Optimal design of automobile seat components using chaotic enzyme action optimization algorithm

Abstract

An enhanced version of the recently released enzyme action optimizer (EAO), the chaotic enzyme action optimizer (CEAO), is presented in this paper. It was created to solve challenging constrained engineering optimization problems. The algorithm improves exploration-exploitation balance, convergence speed, and robustness by incorporating chaotic maps like sine, cosine, and logistic functions. Five real-world mechanical design problems were used to thoroughly validate CEAO's performance. CEAO outperformed POA and PKO in rolling element bearing design, achieving the best objective value.

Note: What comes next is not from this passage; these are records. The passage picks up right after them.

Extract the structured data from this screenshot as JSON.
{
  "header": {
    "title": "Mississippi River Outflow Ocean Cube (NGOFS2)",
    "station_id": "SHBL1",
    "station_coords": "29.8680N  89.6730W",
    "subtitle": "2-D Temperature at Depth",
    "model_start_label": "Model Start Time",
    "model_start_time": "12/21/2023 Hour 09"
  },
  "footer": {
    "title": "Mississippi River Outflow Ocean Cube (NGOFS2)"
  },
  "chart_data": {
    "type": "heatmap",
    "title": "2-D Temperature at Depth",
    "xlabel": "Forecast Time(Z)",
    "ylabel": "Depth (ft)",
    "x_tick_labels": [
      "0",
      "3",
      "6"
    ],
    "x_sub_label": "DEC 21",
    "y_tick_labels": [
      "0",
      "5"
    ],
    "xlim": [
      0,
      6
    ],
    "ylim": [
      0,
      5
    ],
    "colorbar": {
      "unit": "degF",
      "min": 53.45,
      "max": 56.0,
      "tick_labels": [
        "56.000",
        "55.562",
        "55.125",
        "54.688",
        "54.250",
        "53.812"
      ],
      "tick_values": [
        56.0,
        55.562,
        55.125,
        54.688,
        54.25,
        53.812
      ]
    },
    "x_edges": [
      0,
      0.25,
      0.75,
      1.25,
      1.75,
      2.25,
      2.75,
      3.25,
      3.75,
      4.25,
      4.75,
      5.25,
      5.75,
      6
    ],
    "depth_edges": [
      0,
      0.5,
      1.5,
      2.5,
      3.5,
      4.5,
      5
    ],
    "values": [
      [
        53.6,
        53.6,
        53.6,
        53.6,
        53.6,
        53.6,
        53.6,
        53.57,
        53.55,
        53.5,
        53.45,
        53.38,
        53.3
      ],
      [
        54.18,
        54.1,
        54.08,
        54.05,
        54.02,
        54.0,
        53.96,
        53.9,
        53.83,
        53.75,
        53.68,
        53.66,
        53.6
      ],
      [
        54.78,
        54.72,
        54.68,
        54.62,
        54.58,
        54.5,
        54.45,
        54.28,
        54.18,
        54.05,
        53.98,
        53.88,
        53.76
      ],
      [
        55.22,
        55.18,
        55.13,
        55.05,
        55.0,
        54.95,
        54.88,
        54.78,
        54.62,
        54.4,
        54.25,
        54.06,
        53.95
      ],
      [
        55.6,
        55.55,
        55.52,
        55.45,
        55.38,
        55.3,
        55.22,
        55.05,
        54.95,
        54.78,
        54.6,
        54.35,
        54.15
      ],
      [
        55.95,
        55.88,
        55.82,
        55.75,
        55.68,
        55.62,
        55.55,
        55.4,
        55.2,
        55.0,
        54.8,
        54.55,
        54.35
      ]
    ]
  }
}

It confirmed accuracy and stability by minimizing the weight for Belleville spring optimization, with an exceptionally low standard deviation. CEAO outperformed other competing algorithms in the multiple disc clutch brake problem, yielding the lowest fitness value. It outperformed nine cutting-edge metaheuristics and produced the best result in the cost minimization of shell-and-tube heat exchangers. Lastly, CEAO outperformed manual and algorithmic counterparts for an automotive bracket design by reducing component weight under a maximum stress constraint. The superiority of CEAO in terms of convergence, stability, and solution quality was confirmed. These results show that CEAO is a robust and highly competitive metaheuristic for resolving optimization problems at the industrial scale.